Need to check the team names? Toggle for code to print a list!

Copy and paste this code into a new code cell to get a list of team names. ```py list(nfl.team_name.unique()) ```

Before we can run the data in our model and get predictions, we need to standardize the stats using the same scaler we used for our original dataset.

# select just the game stats
new_X = new_data.loc[:,features.columns]

# standardize using original data's scaling
new_X_sc = scaler.transform(new_X)

Now we can use our model to make predictions and get an accuracy score for how well our model predicted wins with the new data.

# get new predictions
new_preds = optLr.predict(new_X_sc)

# get actual results and set type to float
new_results = new_data['result'].astype(float)

# get accuracy score for new data
acc_score = accuracy_score(new_results, new_preds)

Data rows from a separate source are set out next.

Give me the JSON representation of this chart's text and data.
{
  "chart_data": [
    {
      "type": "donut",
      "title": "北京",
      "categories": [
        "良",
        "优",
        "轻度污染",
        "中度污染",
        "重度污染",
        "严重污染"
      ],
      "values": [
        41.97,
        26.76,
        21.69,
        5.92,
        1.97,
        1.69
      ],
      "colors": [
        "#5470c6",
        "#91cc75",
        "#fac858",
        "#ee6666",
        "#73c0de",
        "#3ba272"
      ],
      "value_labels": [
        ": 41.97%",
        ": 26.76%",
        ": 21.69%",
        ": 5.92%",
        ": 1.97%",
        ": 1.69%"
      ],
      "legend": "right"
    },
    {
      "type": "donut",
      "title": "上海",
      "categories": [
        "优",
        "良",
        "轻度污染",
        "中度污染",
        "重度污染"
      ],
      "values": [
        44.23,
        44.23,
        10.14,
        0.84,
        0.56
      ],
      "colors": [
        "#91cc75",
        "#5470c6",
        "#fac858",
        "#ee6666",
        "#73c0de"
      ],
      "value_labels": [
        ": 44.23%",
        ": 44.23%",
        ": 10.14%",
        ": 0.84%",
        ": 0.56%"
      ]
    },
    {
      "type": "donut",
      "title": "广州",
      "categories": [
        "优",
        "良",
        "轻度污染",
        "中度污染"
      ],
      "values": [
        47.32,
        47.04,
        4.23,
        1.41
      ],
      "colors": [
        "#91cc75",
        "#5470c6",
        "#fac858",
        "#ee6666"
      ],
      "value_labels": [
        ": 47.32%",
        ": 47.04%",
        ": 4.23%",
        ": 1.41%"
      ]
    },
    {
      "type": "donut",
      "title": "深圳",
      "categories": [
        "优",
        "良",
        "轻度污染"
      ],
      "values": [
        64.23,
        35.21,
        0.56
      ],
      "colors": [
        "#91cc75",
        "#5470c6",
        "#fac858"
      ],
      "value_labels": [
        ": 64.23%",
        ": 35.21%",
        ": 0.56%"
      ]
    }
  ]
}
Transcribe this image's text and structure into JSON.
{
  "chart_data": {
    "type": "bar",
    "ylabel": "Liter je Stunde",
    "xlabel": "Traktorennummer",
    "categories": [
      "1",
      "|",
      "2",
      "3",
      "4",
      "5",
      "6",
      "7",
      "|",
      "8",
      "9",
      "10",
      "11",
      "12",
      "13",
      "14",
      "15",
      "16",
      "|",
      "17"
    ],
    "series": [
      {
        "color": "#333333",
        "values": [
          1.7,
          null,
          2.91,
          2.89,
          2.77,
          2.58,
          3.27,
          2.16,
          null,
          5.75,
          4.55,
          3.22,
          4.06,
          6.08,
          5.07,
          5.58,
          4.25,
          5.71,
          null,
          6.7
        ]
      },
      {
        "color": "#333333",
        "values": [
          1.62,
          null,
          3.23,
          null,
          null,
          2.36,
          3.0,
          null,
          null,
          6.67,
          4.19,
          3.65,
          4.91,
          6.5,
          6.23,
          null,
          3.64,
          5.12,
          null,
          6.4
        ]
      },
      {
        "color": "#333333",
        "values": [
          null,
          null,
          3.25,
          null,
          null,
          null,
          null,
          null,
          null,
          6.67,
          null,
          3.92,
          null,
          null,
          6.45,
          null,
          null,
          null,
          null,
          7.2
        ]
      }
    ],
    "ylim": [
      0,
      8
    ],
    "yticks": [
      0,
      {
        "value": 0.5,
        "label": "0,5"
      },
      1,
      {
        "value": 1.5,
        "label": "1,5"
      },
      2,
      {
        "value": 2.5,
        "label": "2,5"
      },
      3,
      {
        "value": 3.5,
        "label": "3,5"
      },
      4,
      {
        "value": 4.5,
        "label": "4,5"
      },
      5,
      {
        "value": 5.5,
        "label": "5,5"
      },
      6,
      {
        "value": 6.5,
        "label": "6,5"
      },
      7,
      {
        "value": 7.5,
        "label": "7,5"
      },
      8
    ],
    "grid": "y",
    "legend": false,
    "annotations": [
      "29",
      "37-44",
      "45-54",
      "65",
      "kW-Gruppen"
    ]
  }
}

Let’s put all this information together in a table and print out our accuracy score.

# select only game data
col_names = ['day', 'date', 'result', 'opponent', 'tm_score', 'opp_score']
game_data = new_data.loc[:,col_names]
# create comparison table
comp_table = game_data.assign(predicted = new_preds,
                              actual = new_results.astype(int))

# print title and table
print(f'Predicted Wins vs Actual Wins for {team} in {year}')
comp_table

Predicted Wins vs Actual Wins for Dallas Cowboys in 2022

	day	date	result	opponent	tm_score	opp_score	predicted	actual
0	Sun	September 11	0	Tampa Bay Buccaneers	3	19	0	0
1	Sun	September 18	1	Cincinnati Bengals	20	17	1	1
2	Mon	September 26	1	New York Giants	23	16	1	1
3	Sun	October 2	1	Washington Commanders	25	10	1	1
4	Sun	October 9	1	Los Angeles Rams	22	10	1	1
5	Sun	October 16	0	Philadelphia Eagles	17	26	0	0
6	Sun	October 23	1	Detroit Lions	24	6	1	1
7	Sun	October 30	1	Chicago Bears	49	29	1	1
8	Sun	November 13	0	Green Bay Packers	28	31	0	0
9	Sun	November 20	1	Minnesota Vikings	40	3	1	1
10	Thu	November 24	1	New York Giants	28	20	0	1
11	Sun	December 4	1	Indianapolis Colts	54	19	1	1
12	Sun	December 11	1	Houston Texans	27	23	1	1
13	Sun	December 18	0	Jacksonville Jaguars	34	40	0	0
14	Sat	December 24	1	Philadelphia Eagles	40	34	1	1

# print accuracy
print(f'\nCurrent Accuracy Score: ' + str(round(acc_score*100,1)) + '%')

Current Accuracy Score: 93.3%

Our table gives us some context on the game, the opponent, and our prediction. Feel free to go back and change the team name or year (you can look at past years too!).